In my view there is considerable force in Mr Picton’s arguments, but given Mr Haithwaite’s age and the other factors that I have mentioned, I think it more likely than not that a Judge would have considered some Smith v Manchester award to be appropriate. Taking account of the difficulty that the Judge would have faced in attributing the handicap on the labour market to the deficits for which the Trust was responsible in addition to the uncertainties which always attend a Smith v Manchester assessment, I consider that the damages under this head should be treated as 1 year’s income viz £15,000.
Future Care
The Claimant claims 4 hours per week (equivalent to 34 minutes per day) for 25 years at £5.50 per hour, a total of £28,600. The Defendants argue that the Claimant would not have been able at the notional trial to establish that he had the need for any future care.

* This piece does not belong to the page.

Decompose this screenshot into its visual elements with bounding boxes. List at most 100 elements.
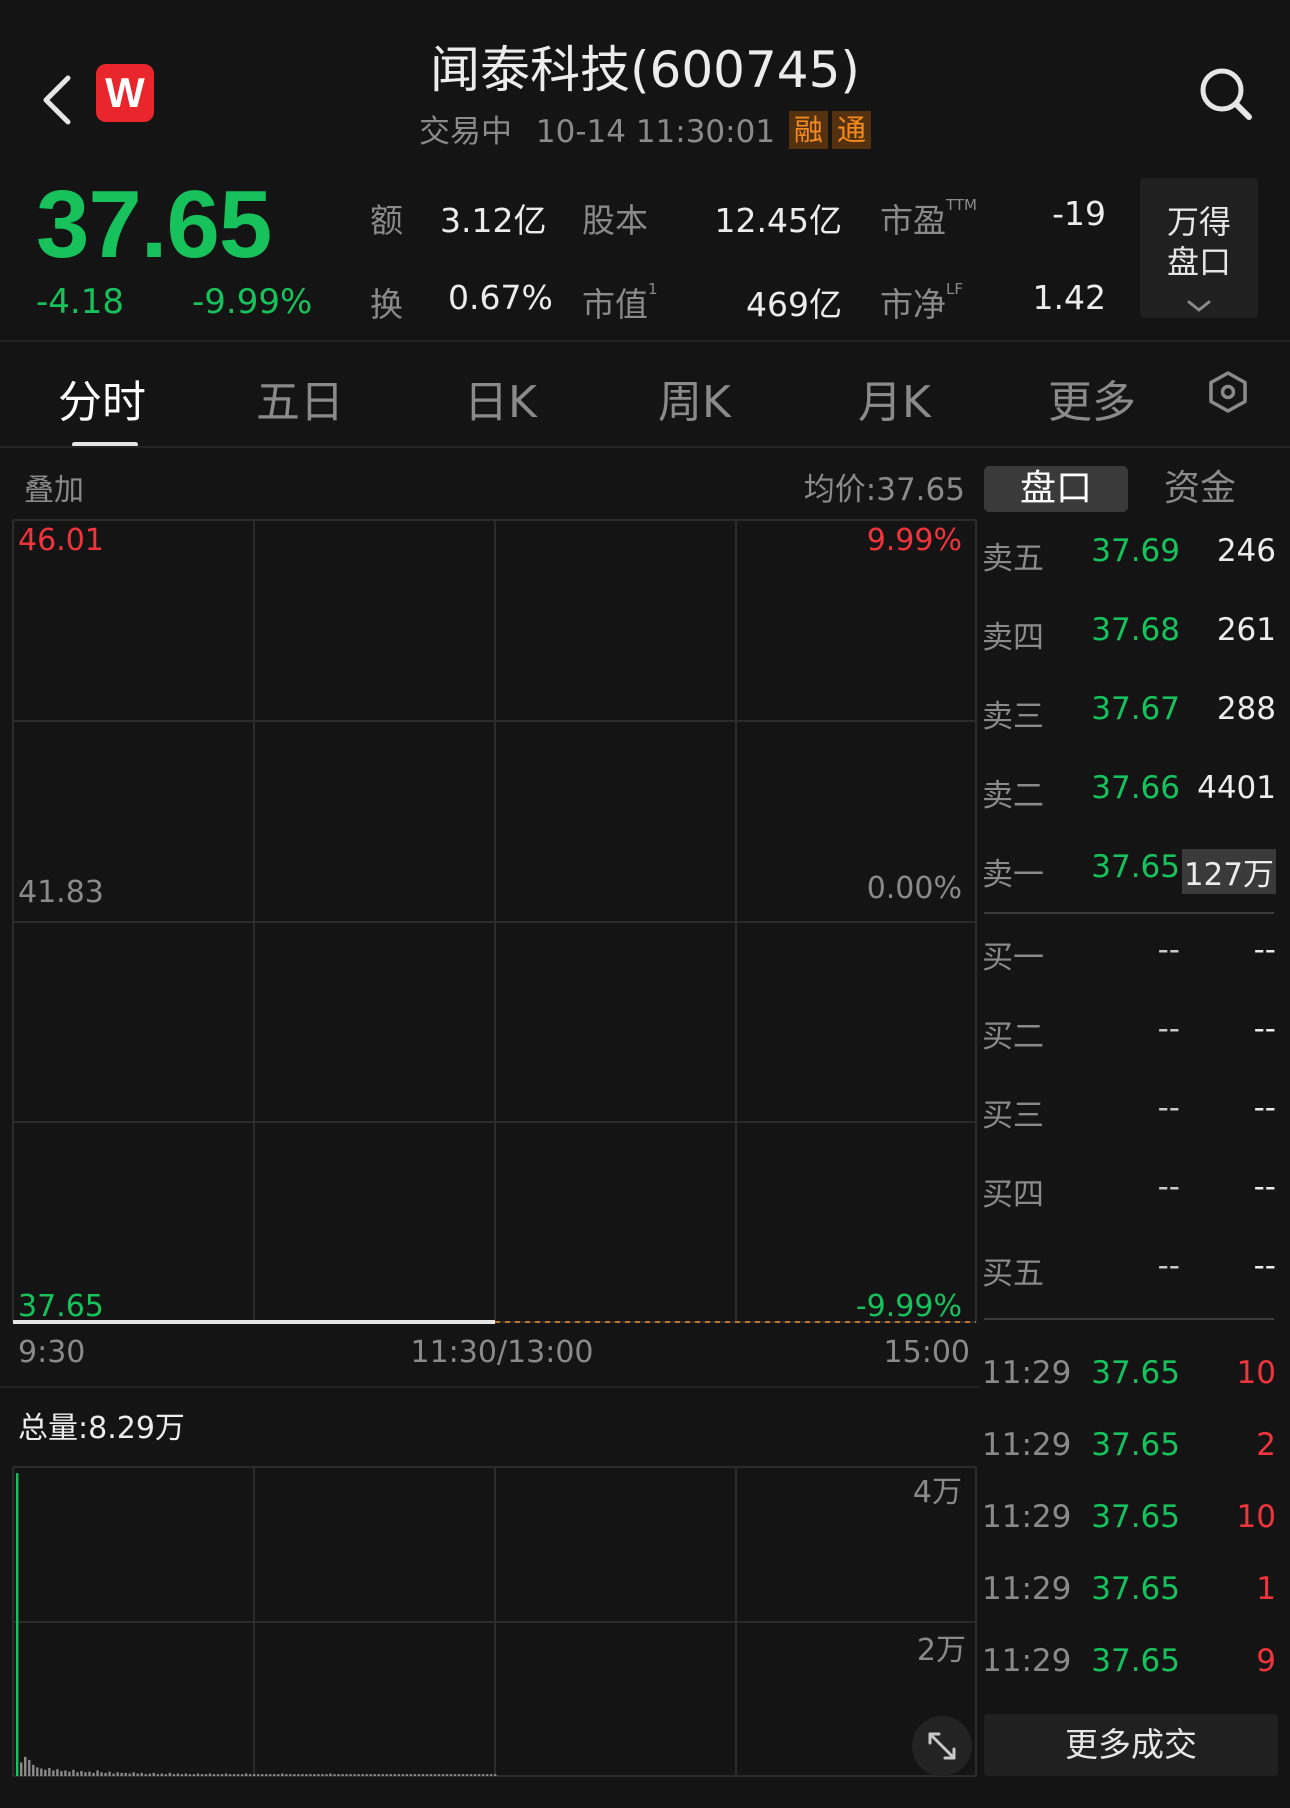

I have summarised above the views of Dr Walton and Dr Leng. They considered that at the time of their Joint Report the Claimant suffered ‘mild impairment’. Dr Walton’s report of 23rd April 2008 thought that there was unlikely to be any further resolution of the Claimant’s organically mediated behavioural problems, though with the passage of time there was likely to be some small functional gains.
In view of this, I consider that the Claimant would have been able to persuade the notional trial judge that some compensation for future care was appropriate. I discount the amount claimed to reflect (a) the smaller number of hours of care which I have assessed that the Claimant would have been able to establish at the time of the notional trial; (b) the hourly rate of £5.00 which would have been assessed at that notional trial; (c) the prospect, acknowledged by Dr Walton, that there might be yet further improvement in the Claimant’s ability to function.
I consider that £10,000 is a fair assessment of this head of loss.
7 Summary of conclusions as to the likely quantum award in the claim against the Trust
General damages (including interest to the notional trial) £11,568.26
Past losses to the date of the notional trial £66,169.75
Interest on past losses to the date of the notional trial £12,903.09
Future loss of income £197,852.00 Smith v Manchester award £15,000.00
Future care £10,000.00
__________
Total £313,493.10
8.Interest on likely quantum award in the claim against the Trust
The parties are agreed that I should calculate this at the rate of 6% from 19th January 2005.
Interest from 19th January 2005 to 19th January 2009:
£313,493.10 x 6% x 4= £75,238.34
Daily interest from 19th January 2009 = £51.50
From 19th January 2009 – 30th March 2009
= £51.5 x 70= £3,605.00
Total £78,843.34
Overall conclusion
It follows that the total of principal plus interest amounts to £313,493.10 + £78,843.34 = £392,336.44.
I have assessed the Claimant’s prospects of success in the action against the Trust at 30%. Accordingly, the overall value of what he lost by the Defendants’ negligence was 30% of that figure i.e. = £117,700.93.
Subject to any submissions by counsel as to the terms of the order, judgment will be entered for the Claimant for that sum.